Jenna Ryan, a Texas real estate agent who was arrested by the FBI on charges of hooliganism and trespassing during the Capitol riots, spoke to Cynthia McFadden on NBC before her arrest. She says she was not involved in the violence and condemns it, although some of her social media posts raise questions.

Trump did not pardon anyone associated with the riots until he left office.

On July 24, Ryan signed a plea in the federal criminal case against her, accusing her of “parade, demonstration or picketing at the Capitol Building.”

The indictment carries a maximum sentence of six months in prison and a $ 5,000 fine. Ryan also has to pay $ 500 in damages to the Treasury Department for nearly $ 1.5 million in damages to the Capitol during the riots. According to court documents, the judge can follow the recommended penalty specified in the plea bargain or make a different decision.

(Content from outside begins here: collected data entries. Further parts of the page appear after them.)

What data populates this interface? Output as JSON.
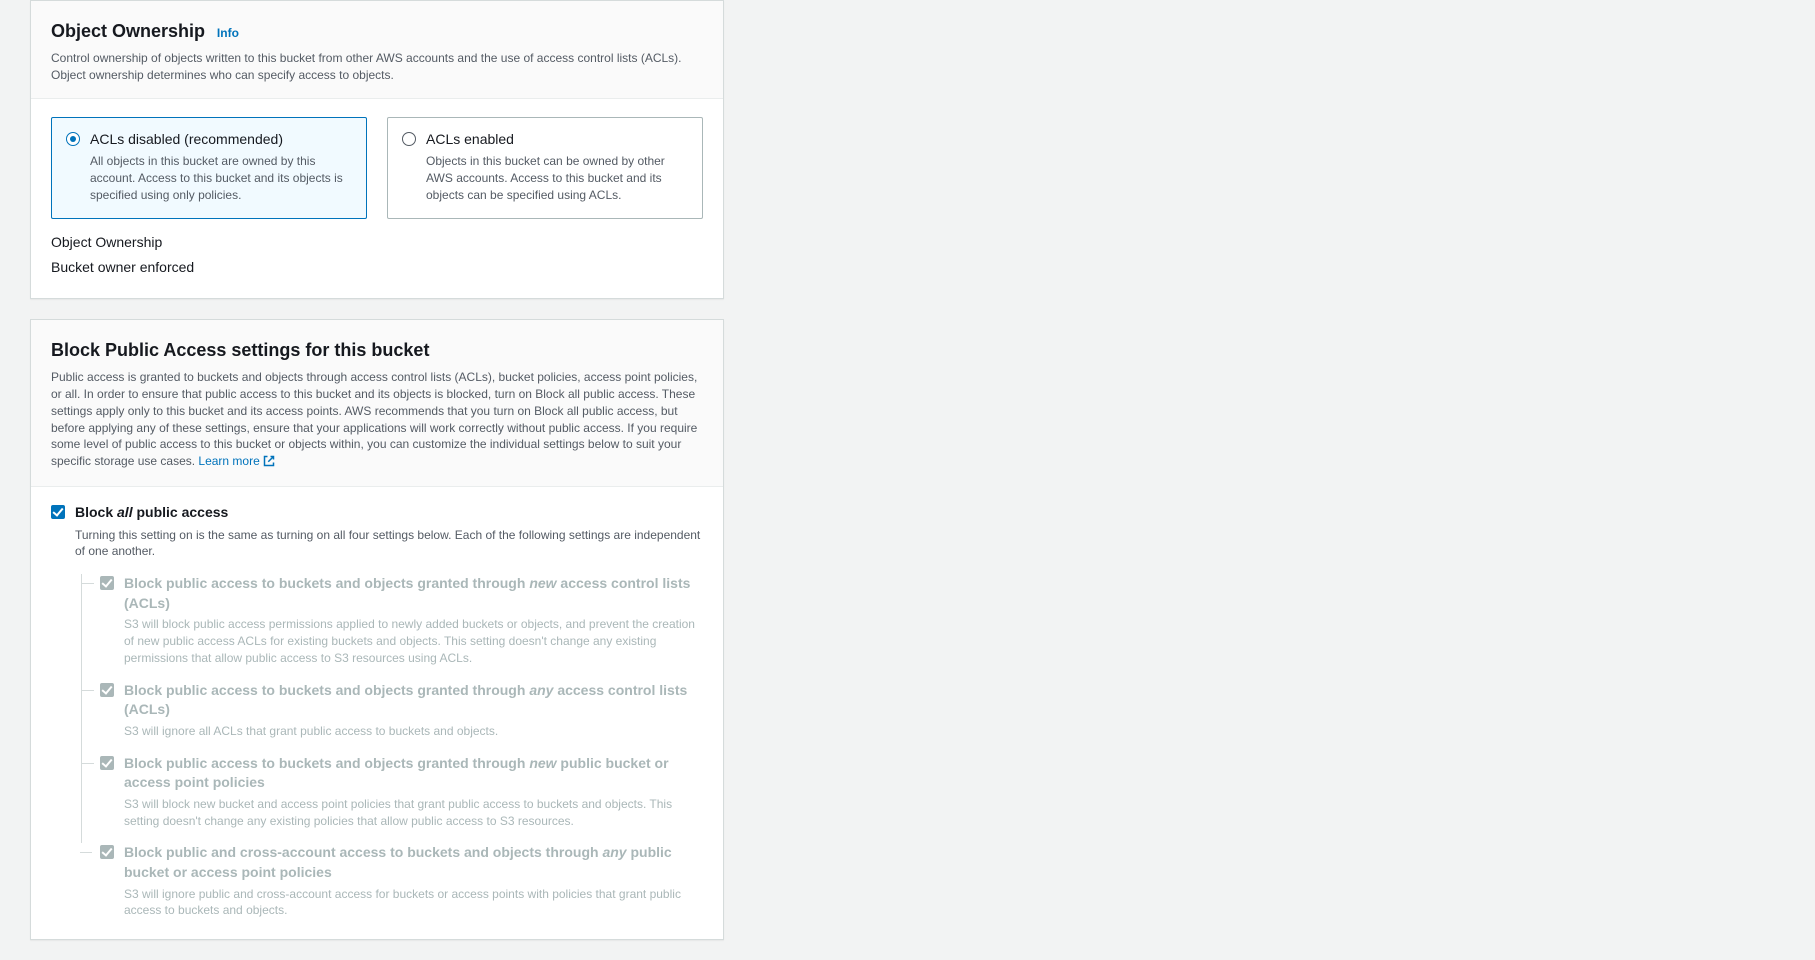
{
  "ownership": {
    "title": "Object Ownership",
    "info": "Info",
    "description": "Control ownership of objects written to this bucket from other AWS accounts and the use of access control lists (ACLs). Object ownership determines who can specify access to objects.",
    "tile1": {
      "title": "ACLs disabled (recommended)",
      "desc": "All objects in this bucket are owned by this account. Access to this bucket and its objects is specified using only policies."
    },
    "tile2": {
      "title": "ACLs enabled",
      "desc": "Objects in this bucket can be owned by other AWS accounts. Access to this bucket and its objects can be specified using ACLs."
    },
    "kv_label": "Object Ownership",
    "kv_value": "Bucket owner enforced"
  },
  "block": {
    "title": "Block Public Access settings for this bucket",
    "description": "Public access is granted to buckets and objects through access control lists (ACLs), bucket policies, access point policies, or all. In order to ensure that public access to this bucket and its objects is blocked, turn on Block all public access. These settings apply only to this bucket and its access points. AWS recommends that you turn on Block all public access, but before applying any of these settings, ensure that your applications will work correctly without public access. If you require some level of public access to this bucket or objects within, you can customize the individual settings below to suit your specific storage use cases. ",
    "learn_more": "Learn more",
    "all_label_pre": "Block ",
    "all_label_em": "all",
    "all_label_post": " public access",
    "all_desc": "Turning this setting on is the same as turning on all four settings below. Each of the following settings are independent of one another.",
    "sub": [
      {
        "pre": "Block public access to buckets and objects granted through ",
        "em": "new",
        "post": " access control lists (ACLs)",
        "desc": "S3 will block public access permissions applied to newly added buckets or objects, and prevent the creation of new public access ACLs for existing buckets and objects. This setting doesn't change any existing permissions that allow public access to S3 resources using ACLs."
      },
      {
        "pre": "Block public access to buckets and objects granted through ",
        "em": "any",
        "post": " access control lists (ACLs)",
        "desc": "S3 will ignore all ACLs that grant public access to buckets and objects."
      },
      {
        "pre": "Block public access to buckets and objects granted through ",
        "em": "new",
        "post": " public bucket or access point policies",
        "desc": "S3 will block new bucket and access point policies that grant public access to buckets and objects. This setting doesn't change any existing policies that allow public access to S3 resources."
      },
      {
        "pre": "Block public and cross-account access to buckets and objects through ",
        "em": "any",
        "post": " public bucket or access point policies",
        "desc": "S3 will ignore public and cross-account access for buckets or access points with policies that grant public access to buckets and objects."
      }
    ]
  }
}
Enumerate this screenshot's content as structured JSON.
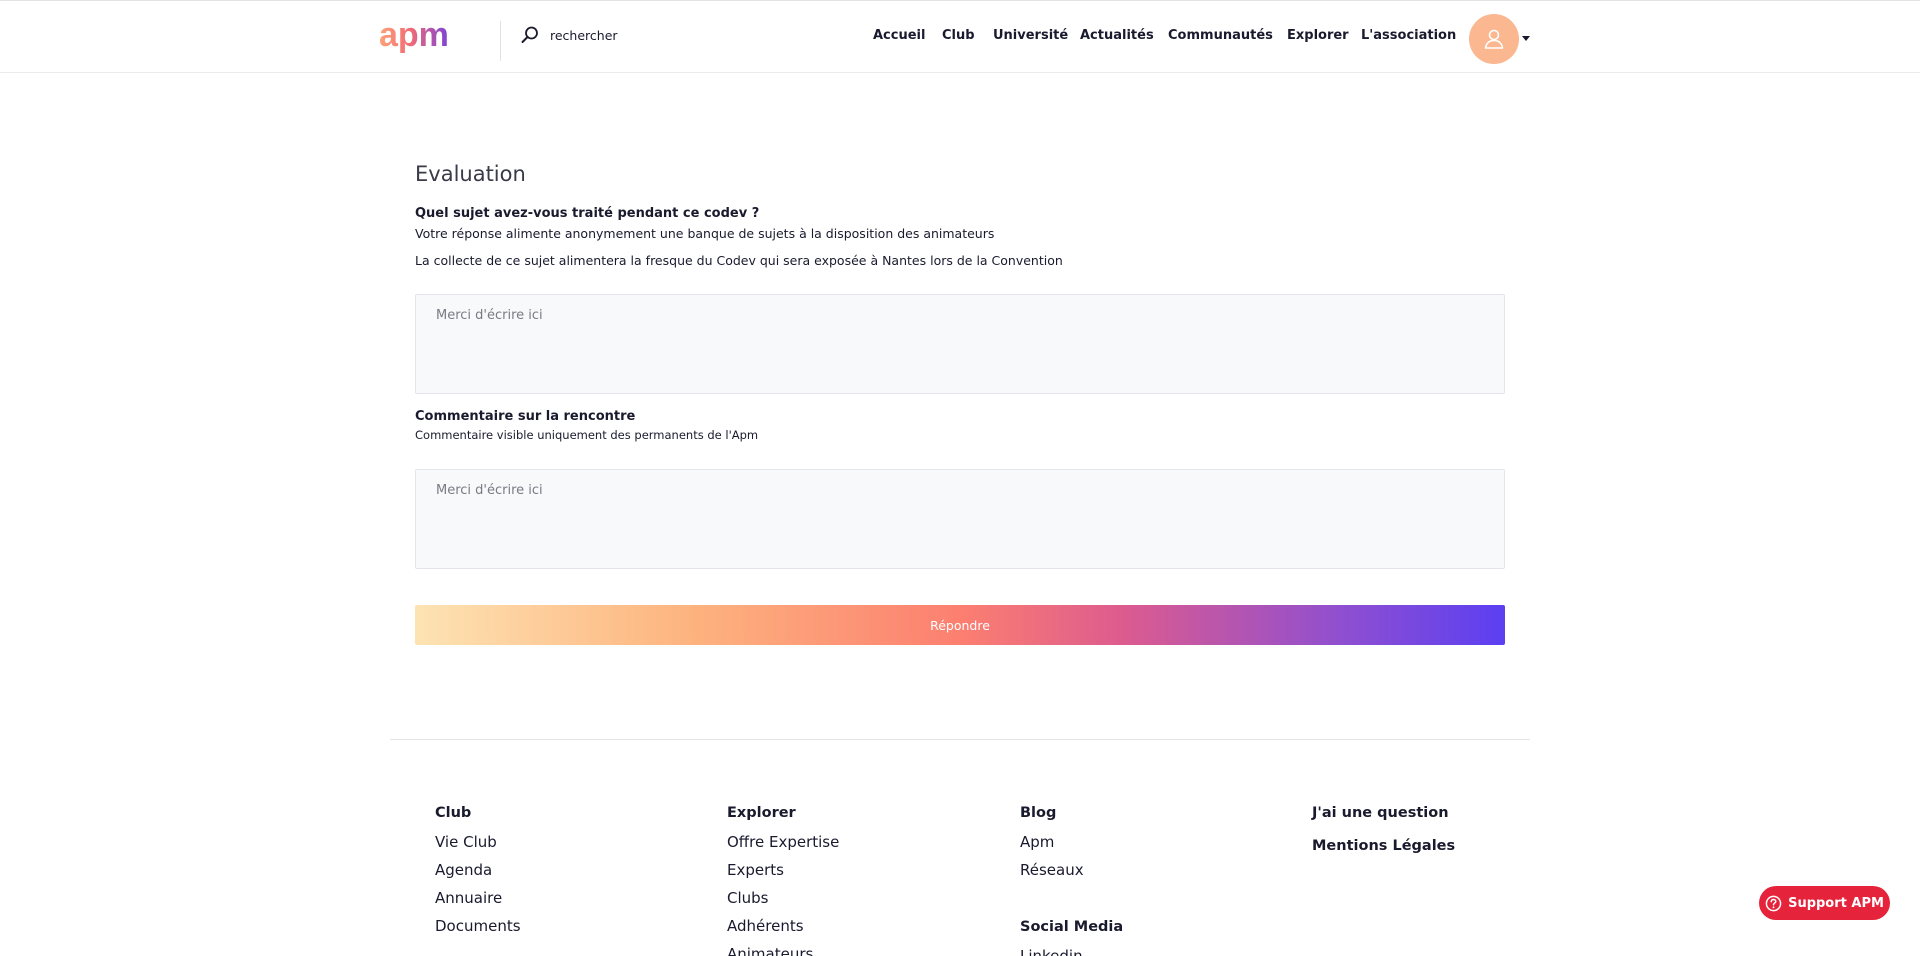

Ryan will be sentenced on November 4, 2021, a year and a day after the 2020 presidential election.

According to court documentsHighland was charged with entering and staying in a closed building; hooliganism and violation of public order in a closed building; forced entry and hooliganism in the Capitol building; procession, demonstration or picketing in the Capitol building. Court documents show that Highland was prosecuted and pleaded not guilty to counts 1-4 on 9 March. Highland released on personal bond.

According to court documentsSchwab was charged with entering and staying in a building with limited access; hooliganism and violation of public order in a closed building; forced entry and hooliganism in the Capitol building; procession, demonstration or picketing in the Capitol building. Court documents show that Schwab was brought to trial and pleaded not guilty to all charges on July 15. Schwab was released on personal bail.